C’est dans ce contexte que le Consortium suisse, en collaboration avec la CN-CIEPA et la CAEPHA, deux organisations de la Société Civile malienne œuvrant dans le domaine de la promotion de l’accès à l’Eau, l’Hygiène et à l’Assainissement, entend accompagner la Direction Nationale de l’Hydraulique dans le processus de révision du code de l’eau pour l’amélioration des conditions d’accès à l’eau des communautés dans leurs zones d‘intervention. Cette dynamique est d’autant plus opportune qu’elle permettra aussi d’adapter notre législation aux ODD (Objectifs de Développement Durable).

 

Plus de 78’910 personnes bénéficient des actions du consortium.

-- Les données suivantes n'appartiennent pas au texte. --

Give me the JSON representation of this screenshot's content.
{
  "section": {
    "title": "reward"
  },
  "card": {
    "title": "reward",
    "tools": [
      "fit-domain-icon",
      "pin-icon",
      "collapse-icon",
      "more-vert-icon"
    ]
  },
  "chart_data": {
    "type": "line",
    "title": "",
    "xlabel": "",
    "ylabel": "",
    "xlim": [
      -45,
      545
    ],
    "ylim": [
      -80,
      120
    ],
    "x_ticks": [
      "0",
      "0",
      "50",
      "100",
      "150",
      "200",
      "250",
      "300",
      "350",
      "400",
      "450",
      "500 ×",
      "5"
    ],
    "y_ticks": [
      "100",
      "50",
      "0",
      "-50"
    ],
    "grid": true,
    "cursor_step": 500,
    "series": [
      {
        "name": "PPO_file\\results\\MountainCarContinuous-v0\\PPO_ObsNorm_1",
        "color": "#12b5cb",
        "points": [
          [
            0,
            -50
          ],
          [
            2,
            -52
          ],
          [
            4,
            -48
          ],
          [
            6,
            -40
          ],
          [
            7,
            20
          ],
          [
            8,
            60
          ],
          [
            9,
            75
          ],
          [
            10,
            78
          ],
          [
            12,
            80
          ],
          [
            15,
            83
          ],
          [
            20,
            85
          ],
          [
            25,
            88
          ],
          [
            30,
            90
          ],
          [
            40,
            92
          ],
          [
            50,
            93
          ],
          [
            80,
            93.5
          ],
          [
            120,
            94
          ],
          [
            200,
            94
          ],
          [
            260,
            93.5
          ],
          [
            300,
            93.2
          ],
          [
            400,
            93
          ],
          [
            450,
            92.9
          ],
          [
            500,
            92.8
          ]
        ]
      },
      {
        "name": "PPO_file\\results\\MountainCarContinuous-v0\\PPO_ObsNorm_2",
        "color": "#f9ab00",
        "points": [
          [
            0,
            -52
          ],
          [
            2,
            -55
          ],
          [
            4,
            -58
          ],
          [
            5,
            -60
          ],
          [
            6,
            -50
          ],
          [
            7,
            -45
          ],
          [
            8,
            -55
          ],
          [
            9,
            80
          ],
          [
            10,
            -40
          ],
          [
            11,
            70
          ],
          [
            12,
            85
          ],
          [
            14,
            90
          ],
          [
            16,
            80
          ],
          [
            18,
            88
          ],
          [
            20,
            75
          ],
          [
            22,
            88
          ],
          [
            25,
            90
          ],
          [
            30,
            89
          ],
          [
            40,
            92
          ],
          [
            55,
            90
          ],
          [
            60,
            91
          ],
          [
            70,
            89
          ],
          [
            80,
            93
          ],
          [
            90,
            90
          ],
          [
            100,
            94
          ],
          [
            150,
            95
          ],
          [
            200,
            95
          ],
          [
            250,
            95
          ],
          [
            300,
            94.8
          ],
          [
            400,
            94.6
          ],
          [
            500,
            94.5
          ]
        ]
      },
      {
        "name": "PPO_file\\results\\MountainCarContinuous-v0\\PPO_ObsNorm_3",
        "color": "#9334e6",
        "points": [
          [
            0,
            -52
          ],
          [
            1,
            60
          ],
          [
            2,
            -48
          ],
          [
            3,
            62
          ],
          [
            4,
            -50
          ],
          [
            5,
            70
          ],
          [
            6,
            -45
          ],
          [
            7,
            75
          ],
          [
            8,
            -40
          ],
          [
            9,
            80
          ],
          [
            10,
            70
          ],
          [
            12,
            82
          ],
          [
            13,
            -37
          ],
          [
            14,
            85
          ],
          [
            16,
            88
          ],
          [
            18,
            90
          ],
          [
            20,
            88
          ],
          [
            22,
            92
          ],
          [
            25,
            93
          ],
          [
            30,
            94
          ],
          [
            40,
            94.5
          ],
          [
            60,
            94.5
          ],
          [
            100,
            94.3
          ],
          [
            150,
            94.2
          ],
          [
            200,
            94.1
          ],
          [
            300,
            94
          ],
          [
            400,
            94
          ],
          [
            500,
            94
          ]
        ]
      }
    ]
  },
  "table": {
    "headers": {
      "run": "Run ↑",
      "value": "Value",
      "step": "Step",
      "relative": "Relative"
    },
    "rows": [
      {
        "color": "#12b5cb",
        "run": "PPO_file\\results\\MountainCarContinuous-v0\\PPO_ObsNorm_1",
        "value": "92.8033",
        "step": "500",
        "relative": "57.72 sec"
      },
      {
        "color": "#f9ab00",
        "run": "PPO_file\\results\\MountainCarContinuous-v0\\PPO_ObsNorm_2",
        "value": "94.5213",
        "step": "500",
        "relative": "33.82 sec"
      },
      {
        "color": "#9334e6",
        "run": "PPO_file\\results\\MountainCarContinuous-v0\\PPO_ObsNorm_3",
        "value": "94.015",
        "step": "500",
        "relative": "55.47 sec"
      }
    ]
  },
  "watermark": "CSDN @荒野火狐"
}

Celles-ci seront les bénéficiaires directs du projet pendant l’ensemble de la population malienne bénéficieront de l’actualisation du code Ils ont aussi initié en commun un dialogue avec les acteurs clés du secteur dans leurs zones d’intervention et à Bamako, qui a abouti à l’organisation en septembre 2015 d’un atelier de réflexion sur les enjeux de plaidoyer des secteurs EHA/Santé/Agriculture dans les zones d’intervention.

 

Plusieurs constats communs aux 3 secteurs conduisent à la nécessité d’une réforme pour assurer une plus grande prise en charge des besoins et l’allocation des ressources supplémentaires. La Coalition Nationale de la Campagne Internationale pour l'Eau Potable, l'hygiène et l'Assainissement (CN-CIEPA/WASH) et la Coalition pour l'Accès à l'Eau Potable, l'Hygiène et l'Assainissement (CAEPHA) sont deux réseaux d’organisations de la société civile malienne qui œuvrent depuis une dizaine d’années au renforcement et à l’harmonisation des actions des OSC du secteur. Leur mission est de contribuer à l’influence des politiques et des pratiques AEPHA, au suivi de l’application des engagements nationaux et internationaux des autorités et de tous les acteurs du secteur en vue d’améliorer les conditions d’accès des communautés rurales et urbaines aux services d’eau et d’assainissement.